Neither firefighters nor McGuire would disclose specific issues still under consideration. They have agreed not to publicly discuss negotiations until an agreement is inked. But both sides say there is not any particular issue that has stalled progress.
Vinci, who has been involved with numerous negotiations around the state, said talks usually take much longer when there is a brand-new contract. Fastidiously crafting contract language and ensuring it meets legal requirements and agrees with existing employee policies, he said, is a time-consuming process.
But Vinci acknowledged that a year is an extraordinary amount of time to write a contract. Other first-time agreements he has worked on have taken six to eight months.

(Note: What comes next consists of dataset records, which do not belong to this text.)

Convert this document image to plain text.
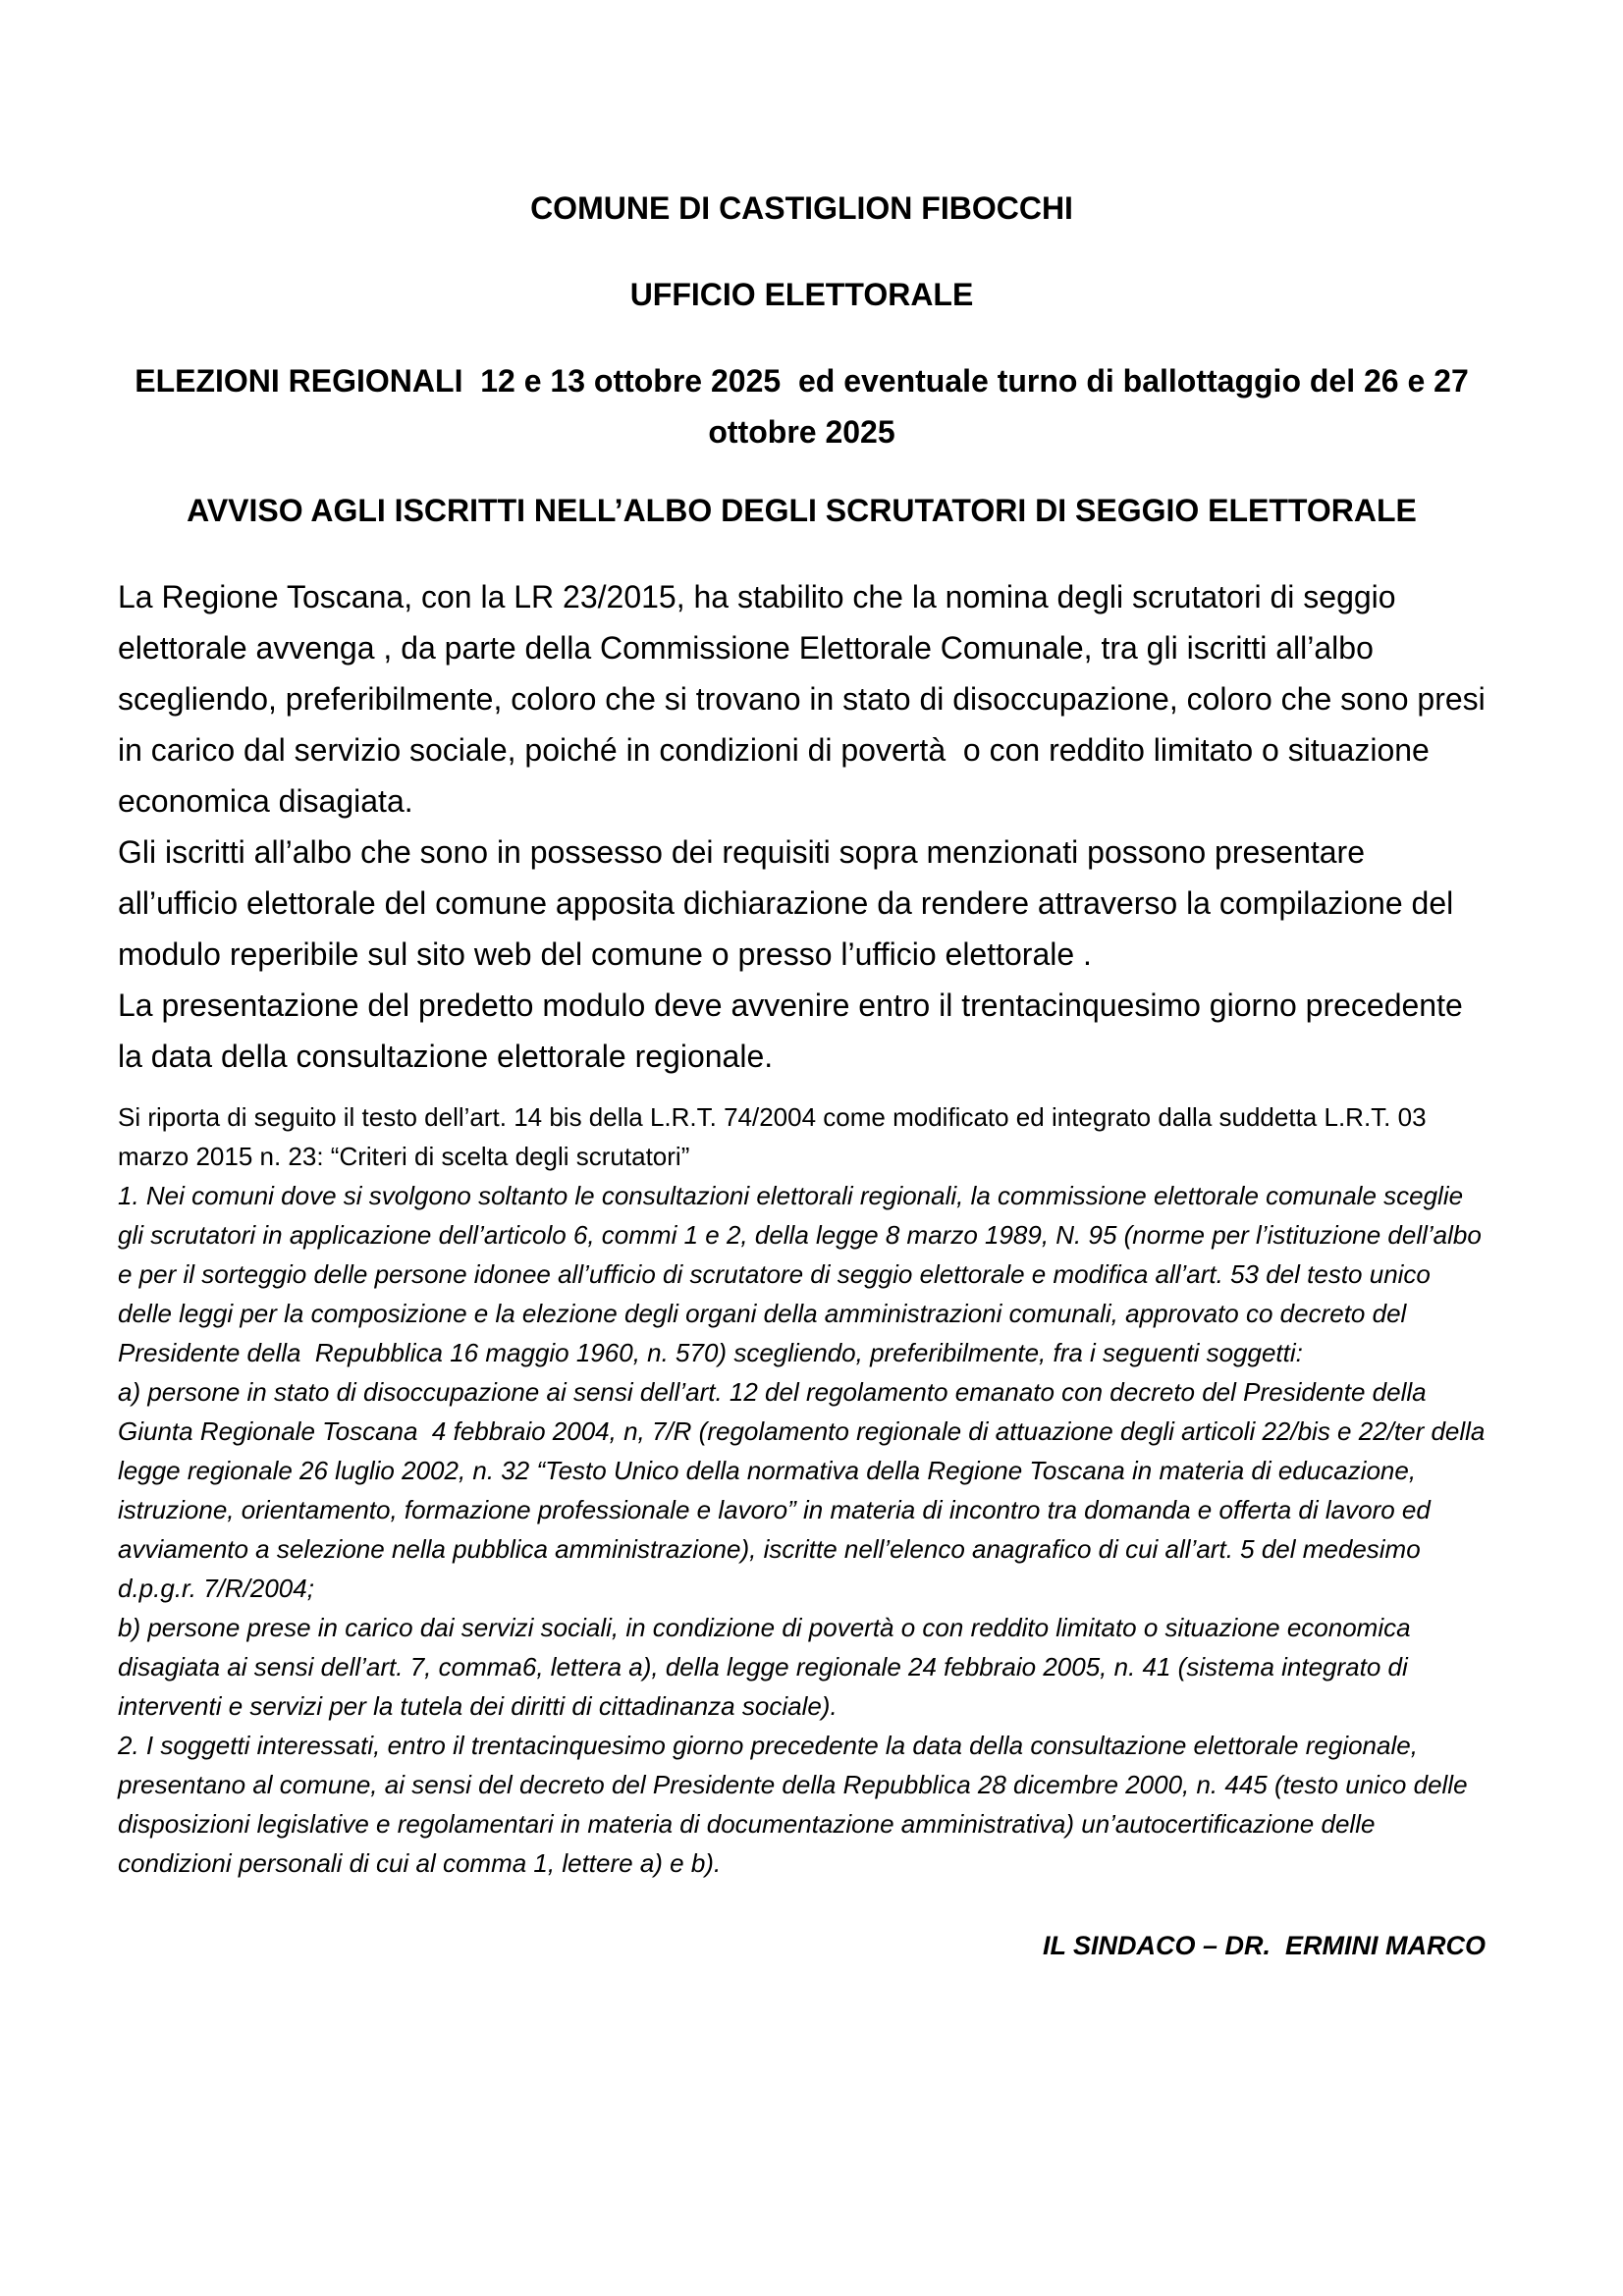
COMUNE DI CASTIGLION FIBOCCHI
UFFICIO ELETTORALE
ELEZIONI REGIONALI  12 e 13 ottobre 2025  ed eventuale turno di ballottaggio del 26 e 27 ottobre 2025
AVVISO AGLI ISCRITTI NELL’ALBO DEGLI SCRUTATORI DI SEGGIO ELETTORALE

La Regione Toscana, con la LR 23/2015, ha stabilito che la nomina degli scrutatori di seggio elettorale avvenga , da parte della Commissione Elettorale Comunale, tra gli iscritti all’albo scegliendo, preferibilmente, coloro che si trovano in stato di disoccupazione, coloro che sono presi in carico dal servizio sociale, poiché in condizioni di povertà  o con reddito limitato o situazione economica disagiata.

Gli iscritti all’albo che sono in possesso dei requisiti sopra menzionati possono presentare all’ufficio elettorale del comune apposita dichiarazione da rendere attraverso la compilazione del modulo reperibile sul sito web del comune o presso l’ufficio elettorale .

La presentazione del predetto modulo deve avvenire entro il trentacinquesimo giorno precedente la data della consultazione elettorale regionale.

Si riporta di seguito il testo dell’art. 14 bis della L.R.T. 74/2004 come modificato ed integrato dalla suddetta L.R.T. 03 marzo 2015 n. 23: “Criteri di scelta degli scrutatori”

1. Nei comuni dove si svolgono soltanto le consultazioni elettorali regionali, la commissione elettorale comunale sceglie gli scrutatori in applicazione dell’articolo 6, commi 1 e 2, della legge 8 marzo 1989, N. 95 (norme per l’istituzione dell’albo e per il sorteggio delle persone idonee all’ufficio di scrutatore di seggio elettorale e modifica all’art. 53 del testo unico delle leggi per la composizione e la elezione degli organi della amministrazioni comunali, approvato co decreto del Presidente della  Repubblica 16 maggio 1960, n. 570) scegliendo, preferibilmente, fra i seguenti soggetti:

a) persone in stato di disoccupazione ai sensi dell’art. 12 del regolamento emanato con decreto del Presidente della Giunta Regionale Toscana  4 febbraio 2004, n, 7/R (regolamento regionale di attuazione degli articoli 22/bis e 22/ter della legge regionale 26 luglio 2002, n. 32 “Testo Unico della normativa della Regione Toscana in materia di educazione, istruzione, orientamento, formazione professionale e lavoro” in materia di incontro tra domanda e offerta di lavoro ed avviamento a selezione nella pubblica amministrazione), iscritte nell’elenco anagrafico di cui all’art. 5 del medesimo d.p.g.r. 7/R/2004;

b) persone prese in carico dai servizi sociali, in condizione di povertà o con reddito limitato o situazione economica disagiata ai sensi dell’art. 7, comma6, lettera a), della legge regionale 24 febbraio 2005, n. 41 (sistema integrato di interventi e servizi per la tutela dei diritti di cittadinanza sociale).

2. I soggetti interessati, entro il trentacinquesimo giorno precedente la data della consultazione elettorale regionale, presentano al comune, ai sensi del decreto del Presidente della Repubblica 28 dicembre 2000, n. 445 (testo unico delle disposizioni legislative e regolamentari in materia di documentazione amministrativa) un’autocertificazione delle condizioni personali di cui al comma 1, lettere a) e b).

IL SINDACO – DR.  ERMINI MARCO
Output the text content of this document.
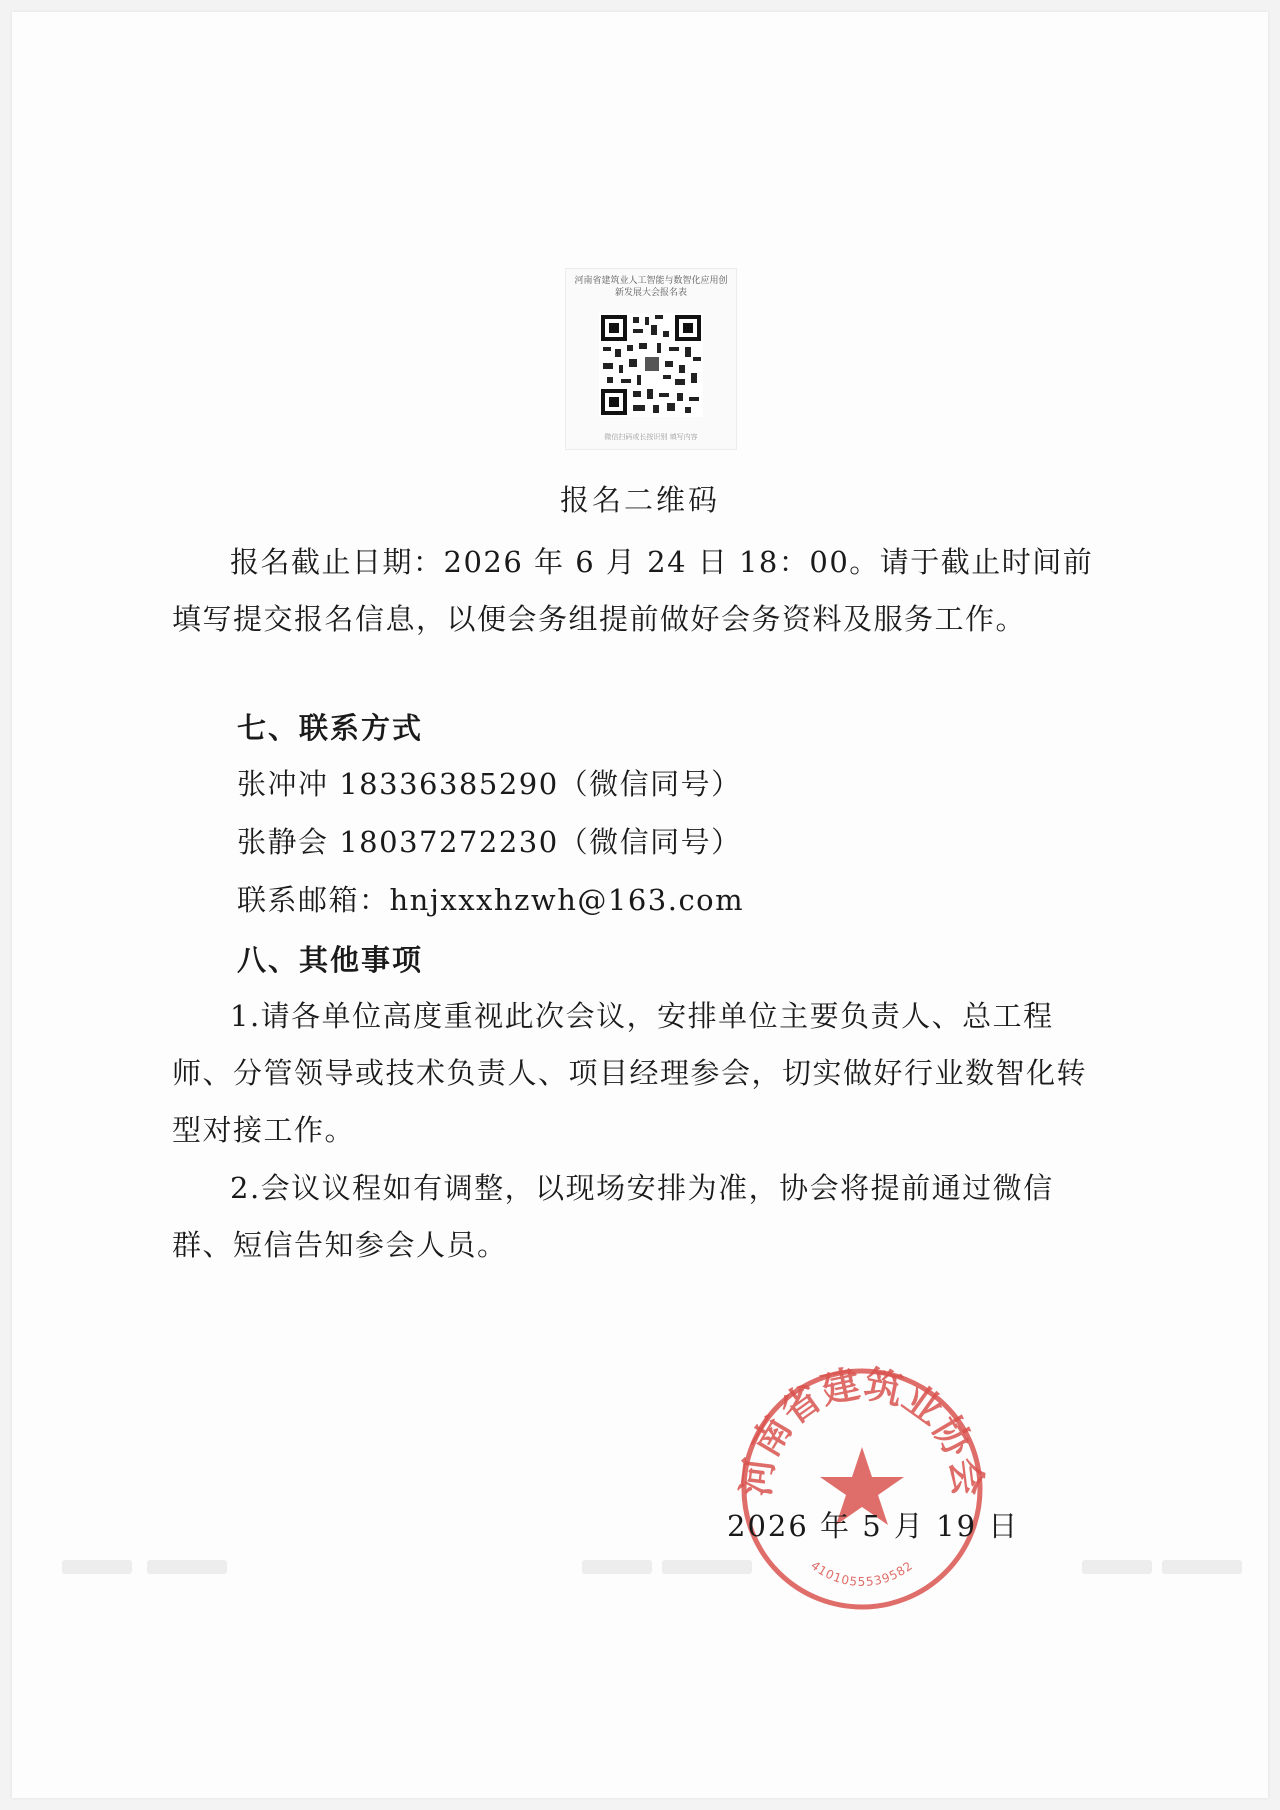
河南省建筑业人工智能与数智化应用创
新发展大会报名表
微信扫码或长按识别 填写内容
报名二维码

报名截止日期：2026 年 6 月 24 日 18：00。请于截止时间前填写提交报名信息，以便会务组提前做好会务资料及服务工作。

七、联系方式
张冲冲 18336385290（微信同号）
张静会 18037272230（微信同号）
联系邮箱：hnjxxxhzwh@163.com
八、其他事项

1.请各单位高度重视此次会议，安排单位主要负责人、总工程师、分管领导或技术负责人、项目经理参会，切实做好行业数智化转型对接工作。

2.会议议程如有调整，以现场安排为准，协会将提前通过微信群、短信告知参会人员。

河南省建筑业协会
4101055539582
2026 年 5 月 19 日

The fact that Williston firefighters already enjoy pay on par with other unionized firefighters may help explain the apparent lack of urgency. McGuire said their pay, $17.72 to $21.04 an hour, is based on what other firefighters make in Vermont. Virtually every other full-time firefighter in the state is unionized.
The extended talks, however, have meant the firefighters’ pay is frozen at levels set more than a year ago. They did not receive the 2.75 percent cost-of-living increase non-union employees got back in July.
But even that may not be a concern. Both McGuire and Vinci note that after extended negotiations, contracts often include a provision for retroactive pay raises.
The four full-timers comprise only a fraction of fire and rescue personnel. Not including Chief Ken Morton, there are also dozens of firefighters who work on an on-call basis. Their wages average a little more than $10 an hour.
Along with police officers, the four full-time firefighters are the only municipal employees in Williston who are unionized. Police agreed to a new three-year contract last year.
The Fire and Rescue Department’s budget for the fiscal year starting July 1 was criticized by some residents who felt the original 11 percent increase was too high in a time of economic distress. The Selectboard downsized that spending hike to 6 percent before passing the overall operating budget.
McGuire said the budget still sets aside money for firefighters’ pay raises. But he declined to say how much because it could compromise the town’s negotiating position.
Both sides are optimistic that a contract agreement will soon be struck, perhaps within the next week or two.
“We believe we’re close to an agreement,” Vinci said. “We’re hopeful both sides will ratify an agreement that is good for the employees and good for taxpayers.”